From Jonathan Ames at The Times:
A barrister who called for the age of consent to be lowered to 13 has been suspended for making “seriously offensive” comments on social media about another lawyer… Ms Hewson… was also found to be “disparaging” of the profession’s regulatory process as conducted by the Bar Standards Board.
…The ruling comes after a long-running dispute between Ms Hewson and Sarah Phillimore, a barrister in Bristol who publishes a blog on child protection issues.
In 2017 Ms Phillimore confirmed that she had made complaints about Ms Hewson’s online behaviour to the Bar regulator and to the police.
Ames previously wrote about the dispute with Phillimore at the time, as I discussed here – his reporting conflated her complaint with wild and false allegations made by a law student, which were cited selectively to exclude the most far-fetched elements. The Times eventually issued a correction, while MailOnline settled a libel action over a derivative article.
Ames’s account is most likely second-hand, based on the published Bar Standards Board announcement and perhaps contact with Phillimore. The only journalist known to have been present at the hearing itself was Mark Watts, who appears to have unlimited free time to attend and Tweet about cases that take his interest. Watts’s name of course is today inseparable from that of Carl Beech, the false accuser and sex offender responsible for the Operation Midland fiasco. Watts promoted Beech’s claims uncritically at the website Exaro, and described Operation Midland as “a police investigation that the establishment fears” – and even now, he maintains that Beech was wrongly convicted of perverting the course of justice.
Exaro imputed sinister motives to journalists and others who questioned Beech’s narrative (in one instance Watts even delved into where a BBC Panorama journalist had lived as a child as possible evidence of murkiness) – Barbara was one of the most vocal and scathing sceptics, and given that Watts’s expectations of glory as the journalist who exposed the biggest scandal in British politics have now turned to ashes it is reasonable to interpret his ongoing interest in Barbara’s activities and the disciplinary as compensatory.

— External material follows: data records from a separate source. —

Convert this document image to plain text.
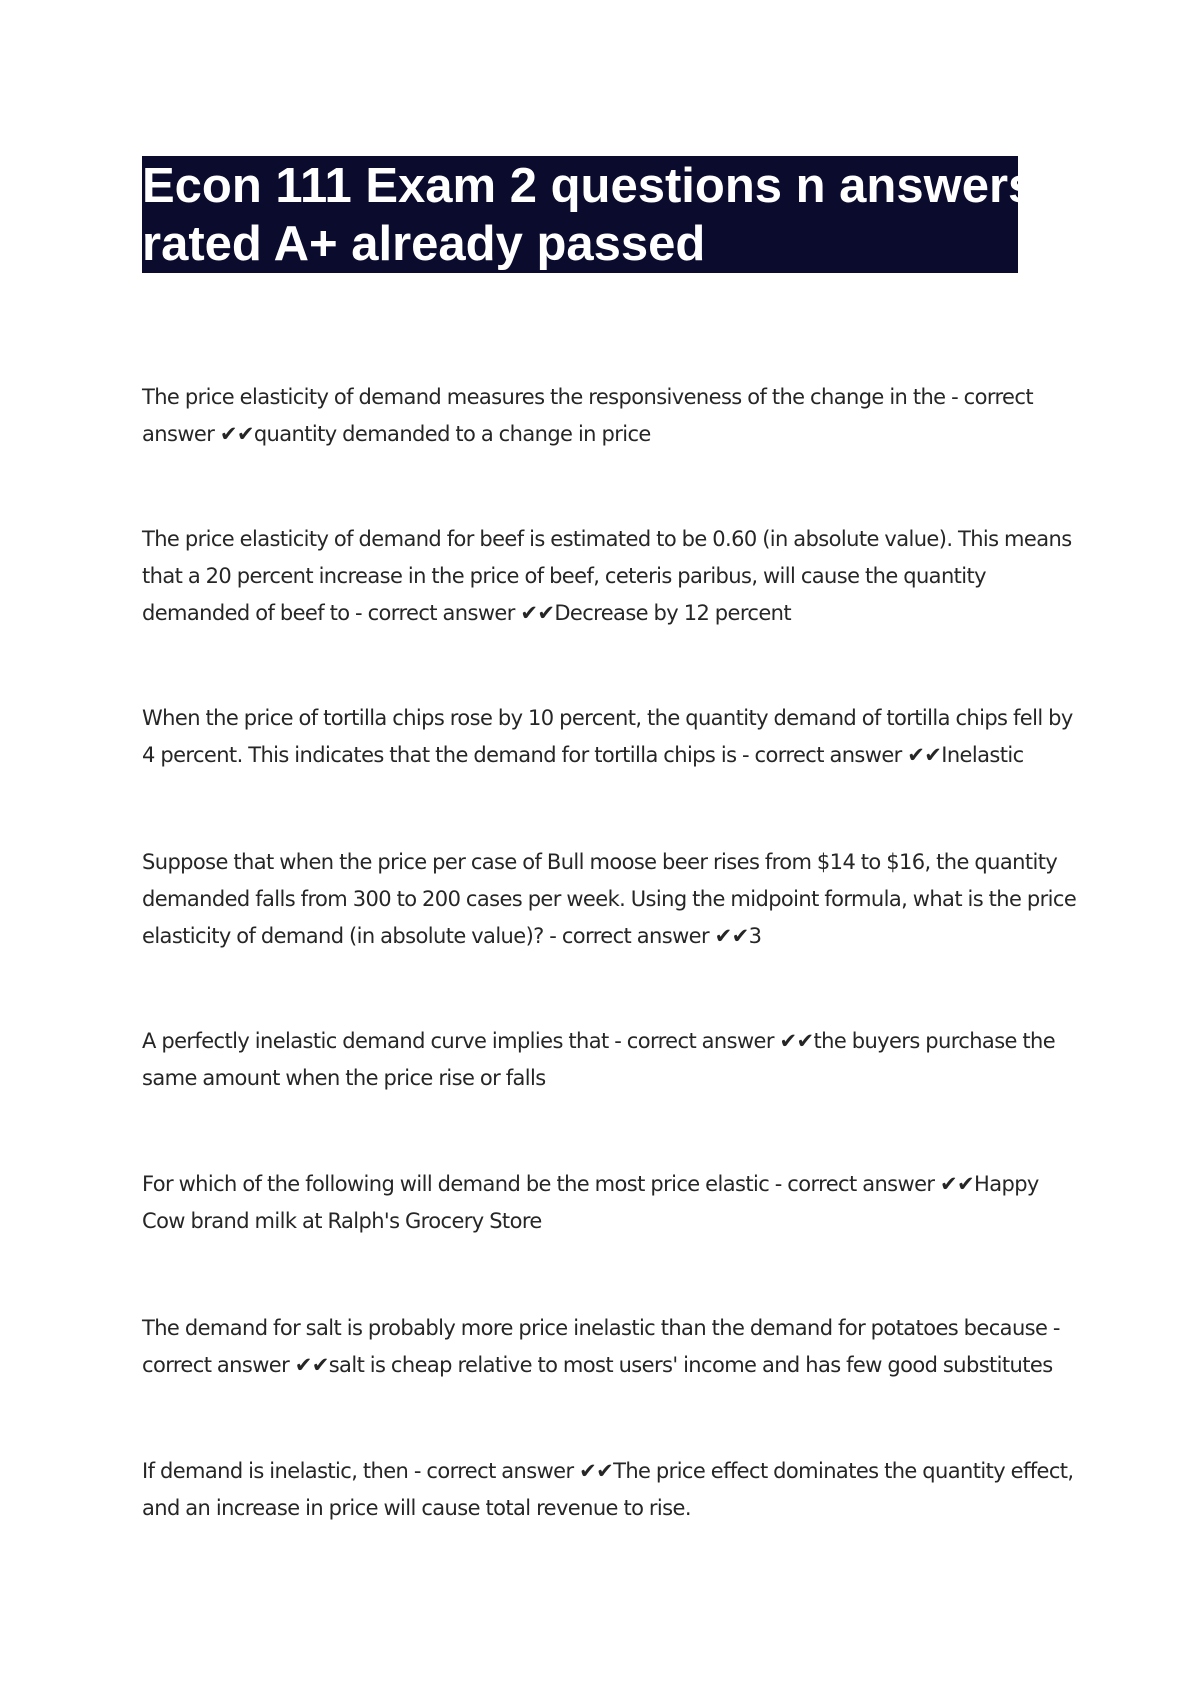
Econ 111 Exam 2 questions n answers
rated A+ already passed
The price elasticity of demand measures the responsiveness of the change in the - correct
answer ✔✔quantity demanded to a change in price
The price elasticity of demand for beef is estimated to be 0.60 (in absolute value). This means
that a 20 percent increase in the price of beef, ceteris paribus, will cause the quantity
demanded of beef to - correct answer ✔✔Decrease by 12 percent
When the price of tortilla chips rose by 10 percent, the quantity demand of tortilla chips fell by
4 percent. This indicates that the demand for tortilla chips is - correct answer ✔✔Inelastic
Suppose that when the price per case of Bull moose beer rises from $14 to $16, the quantity
demanded falls from 300 to 200 cases per week. Using the midpoint formula, what is the price
elasticity of demand (in absolute value)? - correct answer ✔✔3
A perfectly inelastic demand curve implies that - correct answer ✔✔the buyers purchase the
same amount when the price rise or falls
For which of the following will demand be the most price elastic - correct answer ✔✔Happy
Cow brand milk at Ralph's Grocery Store
The demand for salt is probably more price inelastic than the demand for potatoes because -
correct answer ✔✔salt is cheap relative to most users' income and has few good substitutes
If demand is inelastic, then - correct answer ✔✔The price effect dominates the quantity effect,
and an increase in price will cause total revenue to rise.
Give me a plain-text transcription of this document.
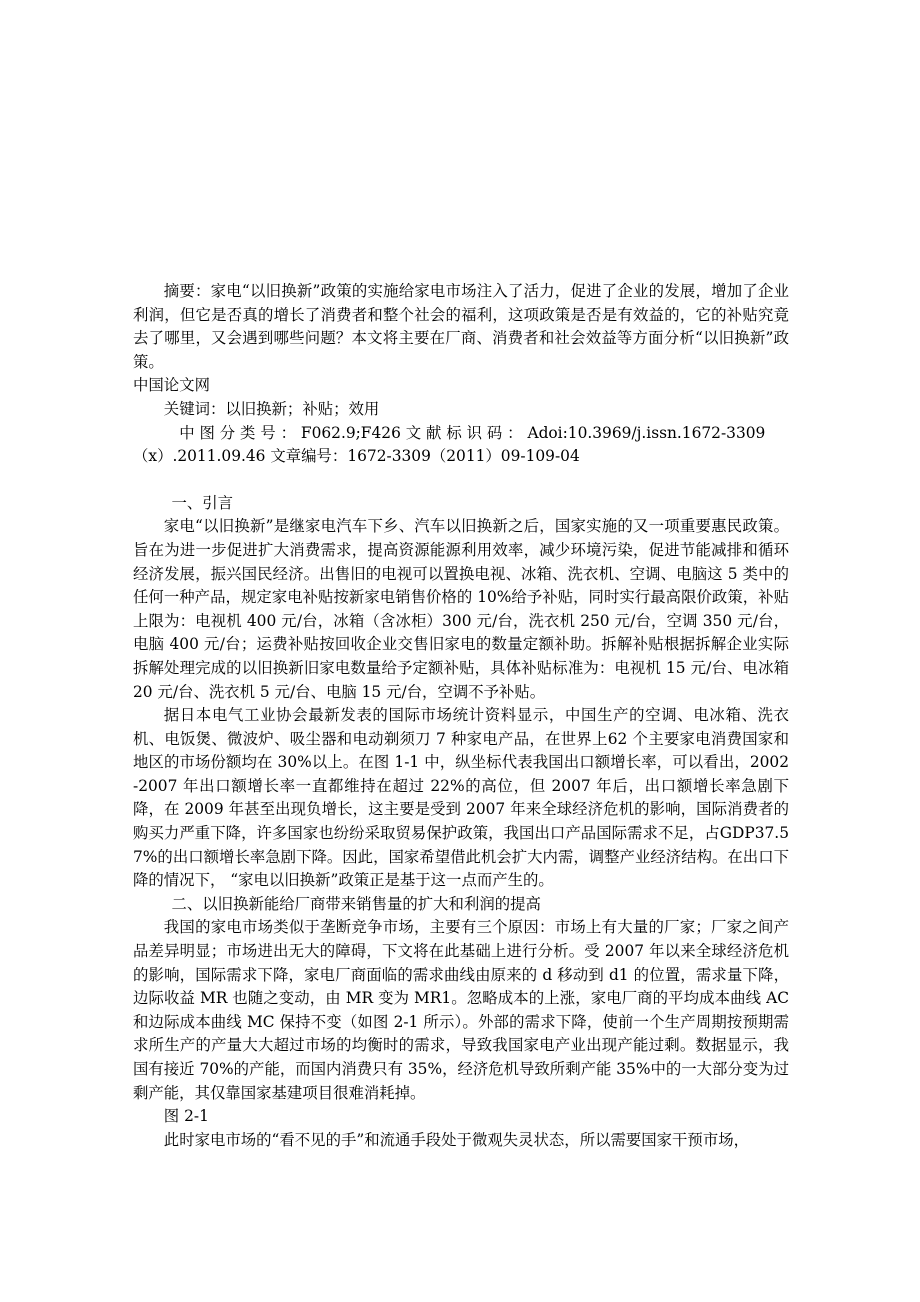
摘要：家电“以旧换新”政策的实施给家电市场注入了活力，促进了企业的发展，增加了企业利润，但它是否真的增长了消费者和整个社会的福利，这项政策是否是有效益的，它的补贴究竟去了哪里，又会遇到哪些问题？本文将主要在厂商、消费者和社会效益等方面分析“以旧换新”政策。

中国论文网

关键词：以旧换新；补贴；效用

中 图 分 类 号 ： F062.9;F426 文 献 标 识 码 ： Adoi:10.3969/j.issn.1672-3309（x）.2011.09.46 文章编号：1672-3309（2011）09-109-04

一、引言

家电“以旧换新”是继家电汽车下乡、汽车以旧换新之后，国家实施的又一项重要惠民政策。旨在为进一步促进扩大消费需求，提高资源能源利用效率，减少环境污染，促进节能减排和循环经济发展，振兴国民经济。出售旧的电视可以置换电视、冰箱、洗衣机、空调、电脑这 5 类中的任何一种产品，规定家电补贴按新家电销售价格的 10%给予补贴，同时实行最高限价政策，补贴上限为：电视机 400 元/台，冰箱（含冰柜）300 元/台，洗衣机 250 元/台，空调 350 元/台，电脑 400 元/台；运费补贴按回收企业交售旧家电的数量定额补助。拆解补贴根据拆解企业实际拆解处理完成的以旧换新旧家电数量给予定额补贴，具体补贴标准为：电视机 15 元/台、电冰箱 20 元/台、洗衣机 5 元/台、电脑 15 元/台，空调不予补贴。

据日本电气工业协会最新发表的国际市场统计资料显示，中国生产的空调、电冰箱、洗衣机、电饭煲、微波炉、吸尘器和电动剃须刀 7 种家电产品，在世界上62 个主要家电消费国家和地区的市场份额均在 30%以上。在图 1-1 中，纵坐标代表我国出口额增长率，可以看出，2002-2007 年出口额增长率一直都维持在超过 22%的高位，但 2007 年后，出口额增长率急剧下降，在 2009 年甚至出现负增长，这主要是受到 2007 年来全球经济危机的影响，国际消费者的购买力严重下降，许多国家也纷纷采取贸易保护政策，我国出口产品国际需求不足，占GDP37.57%的出口额增长率急剧下降。因此，国家希望借此机会扩大内需，调整产业经济结构。在出口下降的情况下， “家电以旧换新”政策正是基于这一点而产生的。

二、以旧换新能给厂商带来销售量的扩大和利润的提高

我国的家电市场类似于垄断竞争市场，主要有三个原因：市场上有大量的厂家；厂家之间产品差异明显；市场进出无大的障碍，下文将在此基础上进行分析。受 2007 年以来全球经济危机的影响，国际需求下降，家电厂商面临的需求曲线由原来的 d 移动到 d1 的位置，需求量下降，边际收益 MR 也随之变动，由 MR 变为 MR1。忽略成本的上涨，家电厂商的平均成本曲线 AC 和边际成本曲线 MC 保持不变（如图 2-1 所示）。外部的需求下降，使前一个生产周期按预期需求所生产的产量大大超过市场的均衡时的需求，导致我国家电产业出现产能过剩。数据显示，我国有接近 70%的产能，而国内消费只有 35%，经济危机导致所剩产能 35%中的一大部分变为过剩产能，其仅靠国家基建项目很难消耗掉。

图 2-1

此时家电市场的“看不见的手”和流通手段处于微观失灵状态，所以需要国家干预市场，
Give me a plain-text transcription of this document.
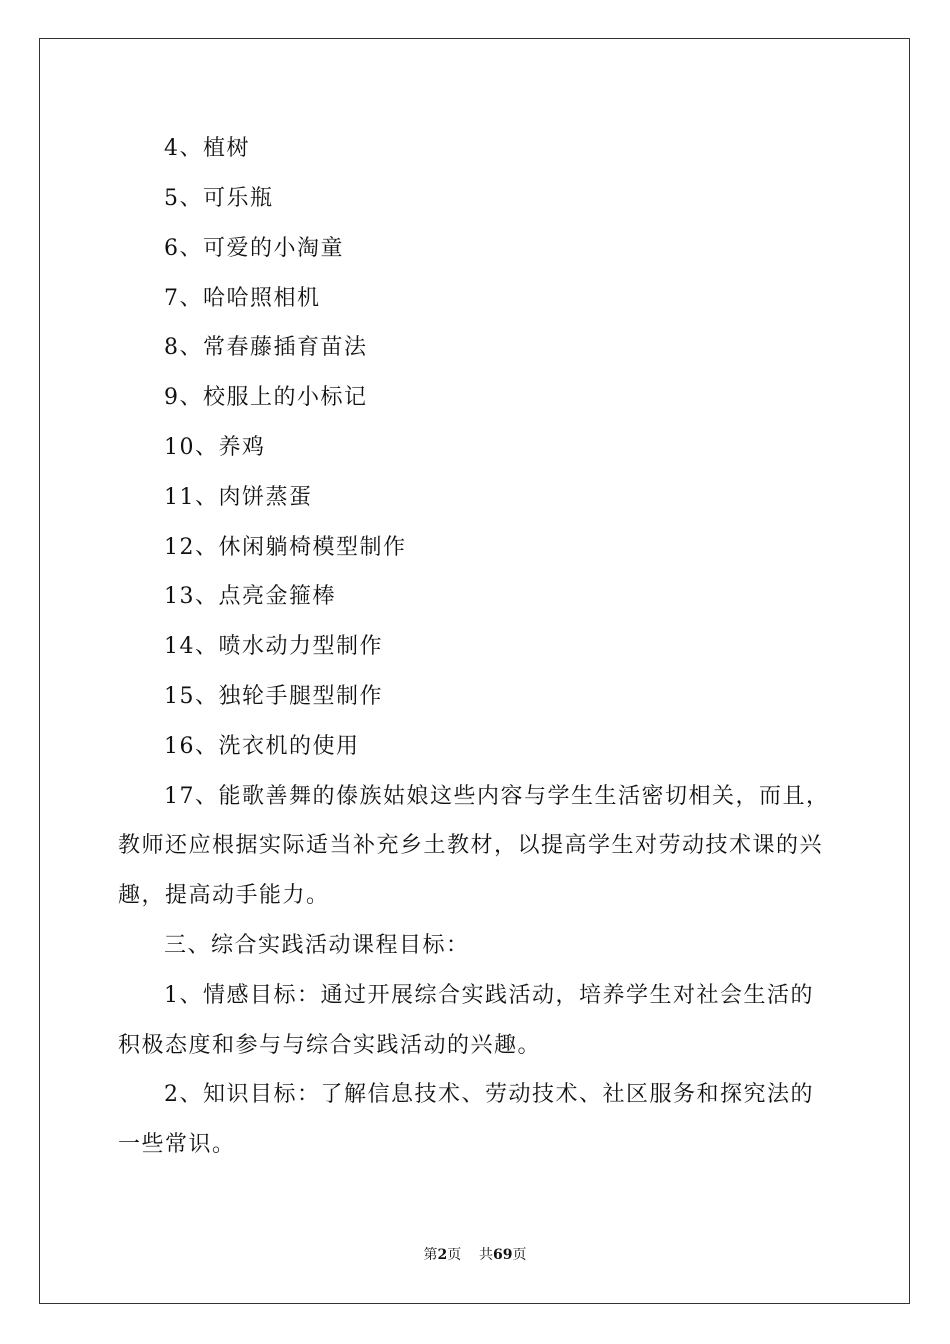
4、植树
5、可乐瓶
6、可爱的小淘童
7、哈哈照相机
8、常春藤插育苗法
9、校服上的小标记
10、养鸡
11、肉饼蒸蛋
12、休闲躺椅模型制作
13、点亮金箍棒
14、喷水动力型制作
15、独轮手腿型制作
16、洗衣机的使用
17、能歌善舞的傣族姑娘这些内容与学生生活密切相关，而且，
教师还应根据实际适当补充乡土教材，以提高学生对劳动技术课的兴
趣，提高动手能力。
三、综合实践活动课程目标：
1、情感目标：通过开展综合实践活动，培养学生对社会生活的
积极态度和参与与综合实践活动的兴趣。
2、知识目标：了解信息技术、劳动技术、社区服务和探究法的
一些常识。
第2页    共69页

Watts’s tweets brought great joy to what can fairly be called the “I Believe Nick” crowd of “VIP child sex abuse” conspiracists (“Nick” being Carl Beech’s media pseudonym before he was exposed). Watts has liberally Re-Tweeted their praise of his coverage and amplified their further complaints against Barbara, including Tweets from explicit conspiracy accounts (I discussed one such regular interlocutor with Watts here), and he is currently making liberal use of a goading “#BarbieTroll” hashtag. He also, however, outlined the arguments put forward on Barbara’s behalf, which was more than Ames managed.
Much of Barbara’s material considered by the Bar Standards Council was indefensible, consisting of crude abuse and some gratuitously intrusive personal references, but there was a case for mitigation based on the toll taken on her mental health by relentless trolling by this same group, and this was the line that her counsel took. Phillimore has interacted with members of this crowd on a regular basis, sharing their contempt and disparagement of Barbara, and I am not convinced by Phillimore’s claims that she was made fearful.
Despite a hard-as-nails and forensic exterior, Barbara made the mistake of Tweeting impulsively and in anger (many of her Tweets were quickly deleted, I believe after having second thoughts), and of confusing having a filter with self-censorship. Those who engage in Twitter controversies – sometimes a necessary activity – would be advised always to bear in mind what they hope to achieve, and whether they are making a point effectively for the benefit of a wider audience or just venting. The latter may be a temptation, but it is seldom edifying or likely to convince. It can also get out of hand, as happened here.
UPDATE: The story has now been picked up by the Telegraph, which tells the story from Phillimore’s perspective. It includes the detail that “In 2017 Ms Phillimore contacted the police to complain and they issued a Prevention of Harrassment [sic] letter, which Ms Hewson unsuccessfully tried to have judicially reviewed.” Details of the case can be seen here – the attempt failed on the specific grounds that such warnings do “not involve any formal determination of any kind… It is simply a record that the allegation has been made”. This is a significant detail that for some reason is absent from the Telegraph account.